The PSOE's leadership has been unable to digest two things from '78. That Spanish society has not been as secularised as it hoped and that the hierarchy of the Church in Spain has not accepted the dumb ox role. Beyond the aesthetic staging of secularism, Jáuregui's words indicate a truth. That when the PSOE returns to power it will raise a complaint of the Agreements, and this will be done in terms of a substantial reduction of the meaning of religious freedom. The key of the melody will follow French secularism, the goal of some socialist groups as culturally emaciated as demagogically inflamed. Obviously, they have not read Jürgen Habermas.

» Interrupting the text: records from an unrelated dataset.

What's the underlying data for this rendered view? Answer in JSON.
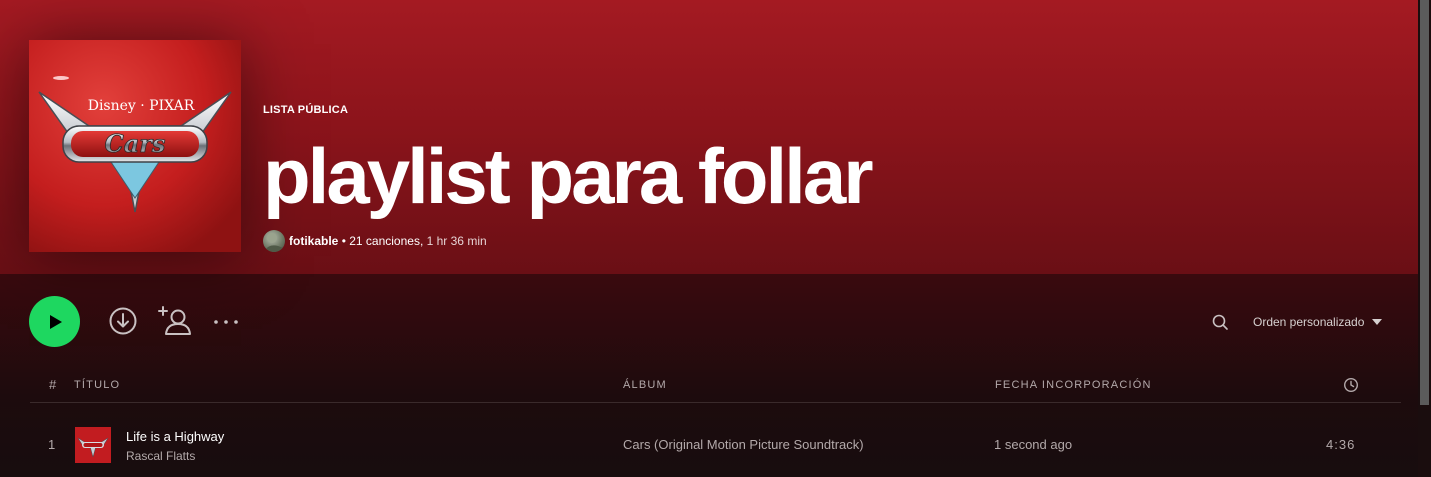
{
  "playlist": {
    "type_label": "LISTA PÚBLICA",
    "title": "playlist para follar",
    "owner": "fotikable",
    "song_count": "• 21 canciones,",
    "duration": "1 hr 36 min",
    "cover": {
      "brand": "Disney · PIXAR",
      "logo_text": "Cars"
    }
  },
  "actions": {
    "play_icon": "play-icon",
    "download_icon": "download-circle-icon",
    "add_user_icon": "add-user-icon",
    "more_icon": "ellipsis-icon",
    "search_icon": "search-icon",
    "sort_label": "Orden personalizado",
    "sort_icon": "caret-down-icon"
  },
  "table": {
    "headers": {
      "index": "#",
      "title": "TÍTULO",
      "album": "ÁLBUM",
      "date_added": "FECHA INCORPORACIÓN",
      "duration_icon": "clock-icon"
    },
    "rows": [
      {
        "index": "1",
        "title": "Life is a Highway",
        "artist": "Rascal Flatts",
        "album": "Cars (Original Motion Picture Soundtrack)",
        "added": "1 second ago",
        "duration": "4:36"
      }
    ]
  },
  "colors": {
    "accent_green": "#1ed760",
    "hero_red": "#a41a22",
    "background": "#121212"
  }
}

The Church in Spain has to see this is the scenario looming before it. Because, in addition, it is not only an atavistic PSOE that's showing its anticlerical drives. There's also a low intensity secularism nesting in some layers of the PP. Actually both arise, in their own way, from a profound process that affects the whole of Spanish society. The peripheries of which the Pope speaks are already in the middle of our cities, and that is where the future of the mission is played. In order to do this some things are required: realism, humility, intelligence, and above all a passion to communicate the Christian experience without taking absolutely anything for granted.

The '78 pact of coexistence gave a good answer on religious freedom and secularism. Unfortunately, the PSOE is determined to demolish it and the PP could muster more efforts, warmth and reason to effectively defend it. For Spanish Catholics this means a challenge to our creativity, our ability to offer the reasons for our hope, which also entail a civil and political braveness because they strongly contribute to the common good. It is very possible that in not too long a new institutional framework will need to be negotiated, and it will have to be done with the cunning of which the Gospel speaks. But what is truly significant is that people from all walks of life may once again be surprised by the human novelty of faith.